Scott Walker, policy director with NFU Scotland, said: "The NFI figure no longer represents an accurate barometer. The figures may be statistically accurate, they do not often tally with actual experiences.

"The total income figures are more reliable. The rise in value is good news, but it should not mask the continued concern over farm gate prices. This must be borne in mind both in next year's Common Agricultural Policy 'health check' and when decisions are made on the level of support to be siphoned off for environmental schemes."

The principal reason for the increase in the total income figure was a substantial rise in the ex-farm value of the potato crops, which shot up by £71.8m, or 66.3 per cent, on the previous year. Grain prices have also improved significantly, but they still remain below the levels of ten years ago.

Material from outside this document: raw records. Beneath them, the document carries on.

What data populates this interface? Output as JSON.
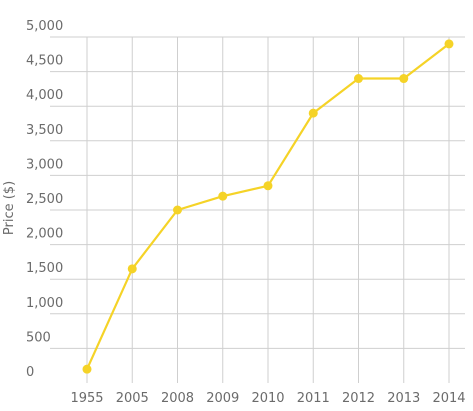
{
  "chart_data": {
    "type": "line",
    "title": "",
    "xlabel": "",
    "ylabel": "Price ($)",
    "categories": [
      "1955",
      "2005",
      "2008",
      "2009",
      "2010",
      "2011",
      "2012",
      "2013",
      "2014"
    ],
    "series": [
      {
        "values": [
          200,
          1650,
          2500,
          2700,
          2850,
          3900,
          4400,
          4400,
          4900
        ]
      }
    ],
    "ylim": [
      0,
      5000
    ],
    "yticks": [
      0,
      500,
      1000,
      1500,
      2000,
      2500,
      3000,
      3500,
      4000,
      4500,
      5000
    ],
    "ytick_labels": [
      "0",
      "500",
      "1,000",
      "1,500",
      "2,000",
      "2,500",
      "3,000",
      "3,500",
      "4,000",
      "4,500",
      "5,000"
    ],
    "grid": true,
    "legend": "none",
    "colors": {
      "series": "#f5d327",
      "grid": "#cfcfcf",
      "text": "#6b6b6b"
    }
  }
}
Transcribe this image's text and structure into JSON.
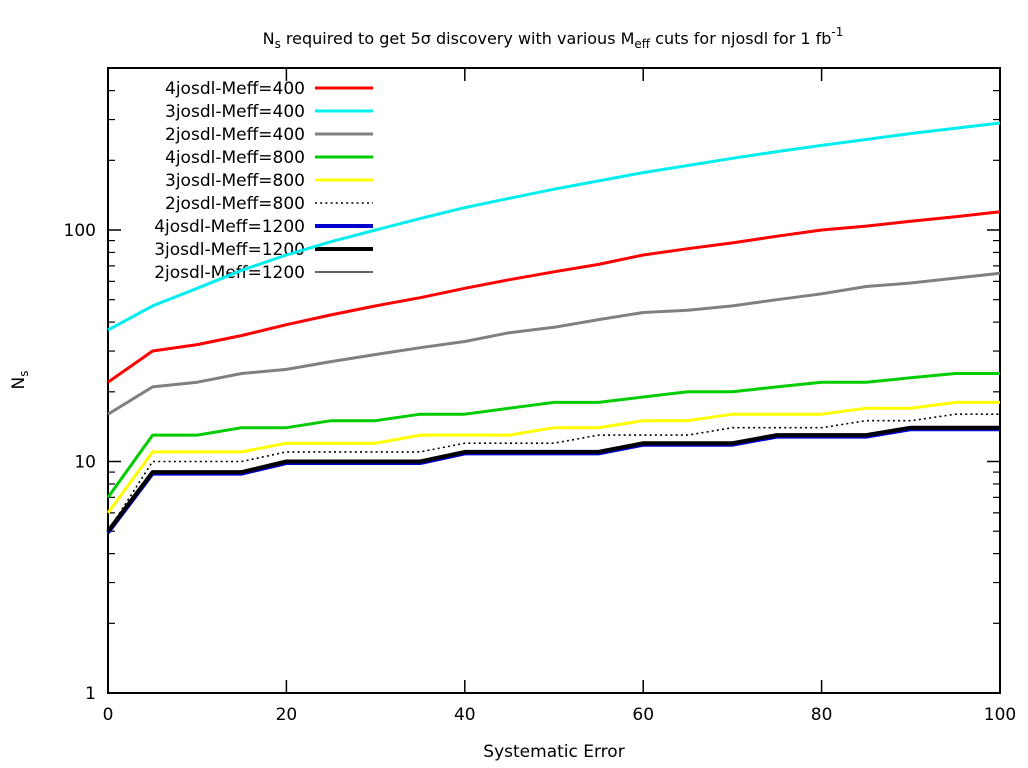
{
  "chart_data": {
    "type": "line",
    "title_segments": [
      {
        "t": "N",
        "style": "normal"
      },
      {
        "t": "s",
        "style": "sub"
      },
      {
        "t": " required to get 5σ discovery with various M",
        "style": "normal"
      },
      {
        "t": "eff",
        "style": "sub"
      },
      {
        "t": " cuts for njosdl for 1 fb",
        "style": "normal"
      },
      {
        "t": "-1",
        "style": "sup"
      }
    ],
    "title_plain": "Ns required to get 5σ discovery with various Meff cuts for njosdl for 1 fb-1",
    "xlabel": "Systematic Error",
    "ylabel_segments": [
      {
        "t": "N",
        "style": "normal"
      },
      {
        "t": "s",
        "style": "sub"
      }
    ],
    "ylabel_plain": "Ns",
    "x_scale": "linear",
    "y_scale": "log",
    "xlim": [
      0,
      100
    ],
    "ylim": [
      1,
      500
    ],
    "x_tick_labels": [
      "0",
      "20",
      "40",
      "60",
      "80",
      "100"
    ],
    "x_ticks": [
      0,
      20,
      40,
      60,
      80,
      100
    ],
    "y_tick_labels": [
      "1",
      "10",
      "100"
    ],
    "y_ticks": [
      1,
      10,
      100
    ],
    "y_minor_ticks": [
      2,
      3,
      4,
      5,
      6,
      7,
      8,
      9,
      20,
      30,
      40,
      50,
      60,
      70,
      80,
      90,
      200,
      300,
      400
    ],
    "grid": "off",
    "legend_position": "top-left",
    "x": [
      0,
      5,
      10,
      15,
      20,
      25,
      30,
      35,
      40,
      45,
      50,
      55,
      60,
      65,
      70,
      75,
      80,
      85,
      90,
      95,
      100
    ],
    "series": [
      {
        "name": "4josdl-Meff=400",
        "color": "#ff0000",
        "width": 3,
        "dash": "solid",
        "values": [
          22,
          30,
          32,
          35,
          39,
          43,
          47,
          51,
          56,
          61,
          66,
          71,
          78,
          83,
          88,
          94,
          100,
          104,
          109,
          114,
          120
        ]
      },
      {
        "name": "3josdl-Meff=400",
        "color": "#00eeee",
        "width": 3,
        "dash": "solid",
        "values": [
          37,
          47,
          56,
          67,
          78,
          89,
          100,
          112,
          125,
          137,
          150,
          163,
          177,
          190,
          204,
          218,
          232,
          246,
          261,
          275,
          290
        ]
      },
      {
        "name": "2josdl-Meff=400",
        "color": "#808080",
        "width": 3,
        "dash": "solid",
        "values": [
          16,
          21,
          22,
          24,
          25,
          27,
          29,
          31,
          33,
          36,
          38,
          41,
          44,
          45,
          47,
          50,
          53,
          57,
          59,
          62,
          65
        ]
      },
      {
        "name": "4josdl-Meff=800",
        "color": "#00cc00",
        "width": 3,
        "dash": "solid",
        "values": [
          7,
          13,
          13,
          14,
          14,
          15,
          15,
          16,
          16,
          17,
          18,
          18,
          19,
          20,
          20,
          21,
          22,
          22,
          23,
          24,
          24
        ]
      },
      {
        "name": "3josdl-Meff=800",
        "color": "#ffff00",
        "width": 3,
        "dash": "solid",
        "values": [
          6,
          11,
          11,
          11,
          12,
          12,
          12,
          13,
          13,
          13,
          14,
          14,
          15,
          15,
          16,
          16,
          16,
          17,
          17,
          18,
          18
        ]
      },
      {
        "name": "2josdl-Meff=800",
        "color": "#000000",
        "width": 1.6,
        "dash": "dotted",
        "values": [
          5,
          10,
          10,
          10,
          11,
          11,
          11,
          11,
          12,
          12,
          12,
          13,
          13,
          13,
          14,
          14,
          14,
          15,
          15,
          16,
          16
        ]
      },
      {
        "name": "4josdl-Meff=1200",
        "color": "#0000cc",
        "width": 4,
        "dash": "solid",
        "note": "overlaps 3josdl-Meff=1200 curve, only lower fringe visible",
        "values": [
          5,
          9,
          9,
          9,
          10,
          10,
          10,
          10,
          11,
          11,
          11,
          11,
          12,
          12,
          12,
          13,
          13,
          13,
          14,
          14,
          14
        ]
      },
      {
        "name": "3josdl-Meff=1200",
        "color": "#000000",
        "width": 4,
        "dash": "solid",
        "values": [
          5,
          9,
          9,
          9,
          10,
          10,
          10,
          10,
          11,
          11,
          11,
          11,
          12,
          12,
          12,
          13,
          13,
          13,
          14,
          14,
          14
        ]
      },
      {
        "name": "2josdl-Meff=1200",
        "color": "#000000",
        "width": 1.2,
        "dash": "solid",
        "note": "overlaps 3josdl-Meff=1200 curve",
        "values": [
          5,
          9,
          9,
          9,
          10,
          10,
          10,
          10,
          11,
          11,
          11,
          11,
          12,
          12,
          12,
          13,
          13,
          13,
          14,
          14,
          14
        ]
      }
    ]
  }
}
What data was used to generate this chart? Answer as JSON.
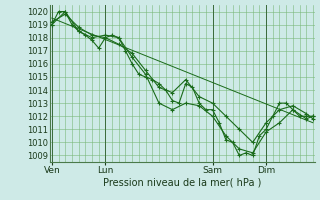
{
  "bg_color": "#ceeae7",
  "grid_color": "#7ab87a",
  "line_color": "#1a6b1a",
  "xlabel": "Pression niveau de la mer( hPa )",
  "ylim": [
    1008.5,
    1020.5
  ],
  "yticks": [
    1009,
    1010,
    1011,
    1012,
    1013,
    1014,
    1015,
    1016,
    1017,
    1018,
    1019,
    1020
  ],
  "xtick_labels": [
    "Ven",
    "Lun",
    "Sam",
    "Dim"
  ],
  "xtick_positions": [
    0,
    24,
    72,
    96
  ],
  "xlim": [
    -1,
    118
  ],
  "vlines": [
    0,
    24,
    72,
    96
  ],
  "series1": [
    [
      0,
      1019.0
    ],
    [
      3,
      1020.0
    ],
    [
      6,
      1020.0
    ],
    [
      9,
      1019.0
    ],
    [
      12,
      1018.5
    ],
    [
      15,
      1018.2
    ],
    [
      18,
      1017.8
    ],
    [
      21,
      1017.2
    ],
    [
      24,
      1018.0
    ],
    [
      27,
      1018.2
    ],
    [
      30,
      1018.0
    ],
    [
      33,
      1017.0
    ],
    [
      36,
      1016.0
    ],
    [
      39,
      1015.2
    ],
    [
      42,
      1015.0
    ],
    [
      45,
      1014.8
    ],
    [
      48,
      1014.5
    ],
    [
      51,
      1014.0
    ],
    [
      54,
      1013.2
    ],
    [
      57,
      1013.0
    ],
    [
      60,
      1014.5
    ],
    [
      63,
      1014.2
    ],
    [
      66,
      1013.0
    ],
    [
      69,
      1012.5
    ],
    [
      72,
      1012.5
    ],
    [
      75,
      1011.5
    ],
    [
      78,
      1010.2
    ],
    [
      81,
      1010.0
    ],
    [
      84,
      1009.0
    ],
    [
      87,
      1009.2
    ],
    [
      90,
      1009.0
    ],
    [
      93,
      1010.5
    ],
    [
      96,
      1011.0
    ],
    [
      99,
      1012.0
    ],
    [
      102,
      1013.0
    ],
    [
      105,
      1013.0
    ],
    [
      108,
      1012.5
    ],
    [
      111,
      1012.0
    ],
    [
      114,
      1012.0
    ],
    [
      117,
      1012.0
    ]
  ],
  "series2": [
    [
      0,
      1019.0
    ],
    [
      6,
      1020.0
    ],
    [
      12,
      1018.5
    ],
    [
      18,
      1018.0
    ],
    [
      24,
      1018.2
    ],
    [
      30,
      1018.0
    ],
    [
      36,
      1016.5
    ],
    [
      42,
      1015.2
    ],
    [
      48,
      1013.0
    ],
    [
      54,
      1012.5
    ],
    [
      60,
      1013.0
    ],
    [
      66,
      1012.8
    ],
    [
      72,
      1012.0
    ],
    [
      78,
      1010.5
    ],
    [
      84,
      1009.5
    ],
    [
      90,
      1009.2
    ],
    [
      96,
      1010.8
    ],
    [
      102,
      1011.5
    ],
    [
      108,
      1012.5
    ],
    [
      114,
      1011.8
    ],
    [
      117,
      1012.0
    ]
  ],
  "series3": [
    [
      0,
      1019.2
    ],
    [
      6,
      1019.8
    ],
    [
      12,
      1018.8
    ],
    [
      18,
      1018.2
    ],
    [
      24,
      1018.0
    ],
    [
      30,
      1017.5
    ],
    [
      36,
      1016.8
    ],
    [
      42,
      1015.5
    ],
    [
      48,
      1014.2
    ],
    [
      54,
      1013.8
    ],
    [
      60,
      1014.8
    ],
    [
      66,
      1013.5
    ],
    [
      72,
      1013.0
    ],
    [
      78,
      1012.0
    ],
    [
      84,
      1011.0
    ],
    [
      90,
      1010.0
    ],
    [
      96,
      1011.5
    ],
    [
      102,
      1012.5
    ],
    [
      108,
      1012.8
    ],
    [
      114,
      1012.2
    ],
    [
      117,
      1011.8
    ]
  ],
  "series_diag": [
    [
      0,
      1019.5
    ],
    [
      117,
      1011.5
    ]
  ]
}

However, the livestock sectors enjoyed varied fortunes with the total income declining by £10.8m, or 1 per cent. The value of finished cattle, animals ready for slaughter, rose by £13.4m, or 3.4 per cent. Returns for sheep and lambs also moved upwards by £4m, or 3.7 per cent.

The intensive pig and poultry sectors fared less well, with falls of 10 per cent and 15.6 per cent respectively. Scotland's dwindling band of dairy farmers - there are now little more than 1,200 who are still milking cows - suffered another fall in income of £6.3m, or 2.5 per cent.

That may not seem too bad, but it comes on top of several years of falling prices.